Dr. Jacqueline Jones Royster will present her lecture, “Voices of Nation: Women Claiming the Power to Choose” on Wednesday, March 27 at 2 p.m. in the Chattanooga Room of the UTC University Center. Royster will speak on the subject of Civil War women and nation building.This program is free and open to the public. Immediately following her talk, Royster will be the guest of honor at a tea in the Chattanooga Room.
Royster’s current research looks at the memoirs, letters, diaries, and autobiographical writings of Civil-War era women such as Charlotte Forten.
“At a moment in America’s history when the country was divided into two nations, women played a pivotal role in representing themselves, their interests, their passions, and their commitment to women’s rights to make their own decisions and choose their own lives as they helped to make two nations into one,” said Dr. Royster. “At this nation-building moment, the lesson that we can take from the way that they represented their experiences is that there is a long history of commitment to female agency in this country, a legacy that we can take at this critically important time as an affirmation of women’s power to choose and a resolve to take their legacy forward.”

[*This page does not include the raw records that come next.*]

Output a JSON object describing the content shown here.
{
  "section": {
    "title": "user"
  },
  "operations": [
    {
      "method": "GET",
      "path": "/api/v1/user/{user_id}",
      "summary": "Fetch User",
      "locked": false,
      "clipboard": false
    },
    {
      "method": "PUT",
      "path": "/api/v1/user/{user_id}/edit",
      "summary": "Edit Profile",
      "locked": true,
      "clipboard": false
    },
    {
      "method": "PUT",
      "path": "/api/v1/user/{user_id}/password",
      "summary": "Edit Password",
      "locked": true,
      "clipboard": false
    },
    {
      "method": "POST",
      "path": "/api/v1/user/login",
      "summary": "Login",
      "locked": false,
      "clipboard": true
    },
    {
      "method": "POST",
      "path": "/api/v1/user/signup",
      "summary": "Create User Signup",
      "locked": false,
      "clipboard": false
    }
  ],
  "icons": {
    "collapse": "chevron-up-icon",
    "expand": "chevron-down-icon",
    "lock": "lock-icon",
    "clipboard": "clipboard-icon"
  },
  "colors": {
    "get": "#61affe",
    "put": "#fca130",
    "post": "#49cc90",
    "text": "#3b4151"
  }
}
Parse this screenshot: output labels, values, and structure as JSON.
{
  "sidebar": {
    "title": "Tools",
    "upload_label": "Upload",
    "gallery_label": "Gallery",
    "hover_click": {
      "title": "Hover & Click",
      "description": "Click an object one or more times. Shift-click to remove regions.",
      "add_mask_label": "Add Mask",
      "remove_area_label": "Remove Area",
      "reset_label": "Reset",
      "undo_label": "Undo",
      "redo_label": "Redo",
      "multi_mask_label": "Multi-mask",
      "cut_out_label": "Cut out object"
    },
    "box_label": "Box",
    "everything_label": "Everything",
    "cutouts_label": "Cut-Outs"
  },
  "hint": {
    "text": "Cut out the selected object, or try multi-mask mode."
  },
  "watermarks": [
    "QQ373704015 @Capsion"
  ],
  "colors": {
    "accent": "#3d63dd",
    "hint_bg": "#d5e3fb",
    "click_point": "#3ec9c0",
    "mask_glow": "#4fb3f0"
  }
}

Royster earned her BA from Spelman College and her MA and DA in English from the University of Michigan; much of her work focuses on literacy studies, rhetorical studies, and women’s studies. She has authored three books, including Southern Horrors and Other Writings: The Anti-Lynching Campaign of Ida B. Wells-Barnett, and coauthored several others, including Feminist Rhetorical Studies: New Horizons in Rhetoric, Composition, and Literacy Studies. In 1995 she chaired the College Conference on Composition and Communication, known to English teachers as 4C’s. She is a member of Delta Sigma Theta sorority and is Dean of the Ivan Allen College of Liberal Arts at the Georgia Institute of Technology.
Royster’s lecture is co-sponsored by the UTC Department of English, the UTC Women’s Center, and the UTC Women’s Studies Program.